News

In the News: 18th April

Our weekly round-up of stories about women’s lives and their rights around the world.


 

Washington Post | A decade ago, she warned of radical Islam in Belgium’s Molenbeek

Hind Fraihi, a Muslim and journalist who posed as a sociology graduate student, found that she could easily buy extremist literature urging people to take up arms to fight nonbelievers. She met young men being lured from lives of petty crime to violent jihad by local imams. And she interviewed a sheik who sent young men to a military training camp in southern Belgium’s scenic Ardennes and who was recruiting people to fight in Afghanistan and Chechnya.


 

The Big Round Table | Damage by @M_Karimjee

Karachi, 1995. When I was seven years old and living in Karachi, Pakistan, my mother took me for my yearly check-up to the pediatrician.

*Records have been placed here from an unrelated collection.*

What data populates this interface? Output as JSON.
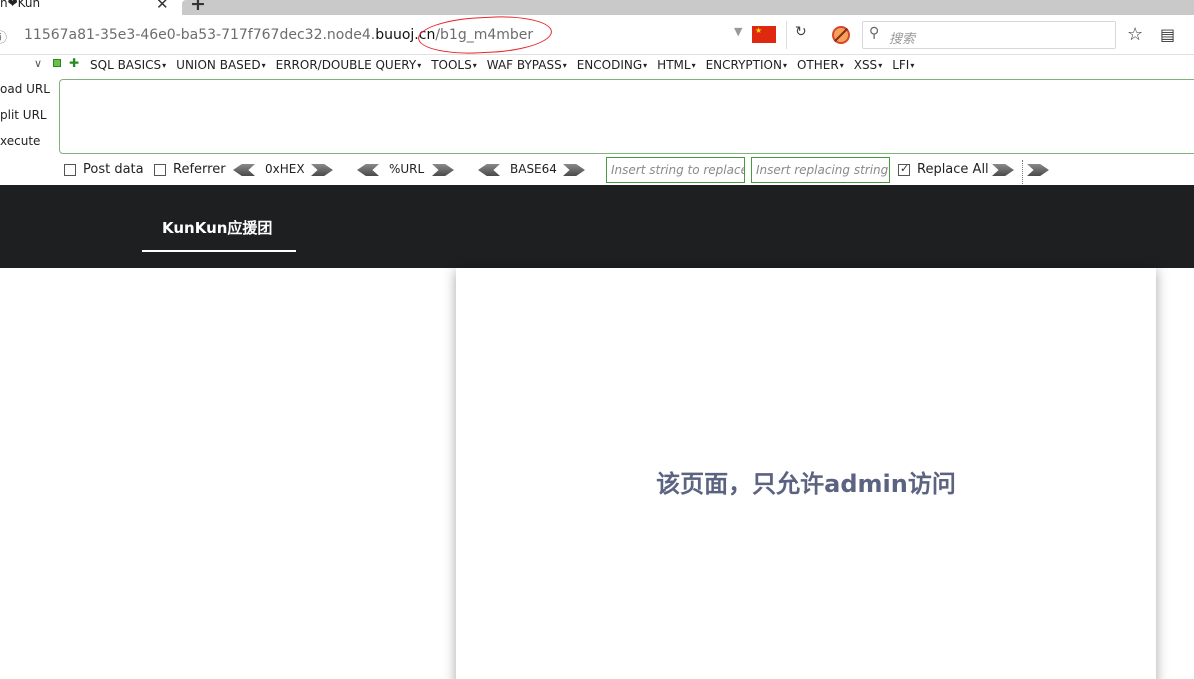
{
  "browser": {
    "tab": {
      "title": "n❤Kun",
      "close_glyph": "✕",
      "new_tab_glyph": "+"
    },
    "url": {
      "prefix": "11567a81-35e3-46e0-ba53-717f767dec32.node4.",
      "host": "buuoj.cn",
      "path": "/b1g_m4mber"
    },
    "search_placeholder": "搜索"
  },
  "hackbar": {
    "menus": [
      "SQL BASICS",
      "UNION BASED",
      "ERROR/DOUBLE QUERY",
      "TOOLS",
      "WAF BYPASS",
      "ENCODING",
      "HTML",
      "ENCRYPTION",
      "OTHER",
      "XSS",
      "LFI"
    ],
    "side_actions": [
      "oad URL",
      "plit URL",
      "xecute"
    ],
    "post_data_label": "Post data",
    "referrer_label": "Referrer",
    "hex_label": "0xHEX",
    "url_label": "%URL",
    "base64_label": "BASE64",
    "replace_find_placeholder": "Insert string to replace",
    "replace_with_placeholder": "Insert replacing string",
    "replace_all_label": "Replace All",
    "post_data_checked": false,
    "referrer_checked": false,
    "replace_all_checked": true
  },
  "site": {
    "brand": "KunKun应援团",
    "message": "该页面，只允许admin访问"
  },
  "colors": {
    "nav_bg": "#1e1f21",
    "message_color": "#5c6380",
    "annotation_red": "#e8252a"
  }
}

While I sat on a stool, polishing imaginary dirt off the buckles on my Mary Janes, my mother quietly asked the pediatrician if it was time for me to get the bug removed. The conversation wasn’t entirely unfamiliar.


 

NY Times | A Risky Kiss in Karachi 
“…All the stories I had heard — police officers harassing couples, extorting men, sexually assaulting women — went rushing through my mind. There’s a reason women are encouraged not to report rape to the police in Pakistan. The chances of not being taken seriously or even of being assaulted again are high. I could only imagine what they might do to a woman they thought was giving it away free.”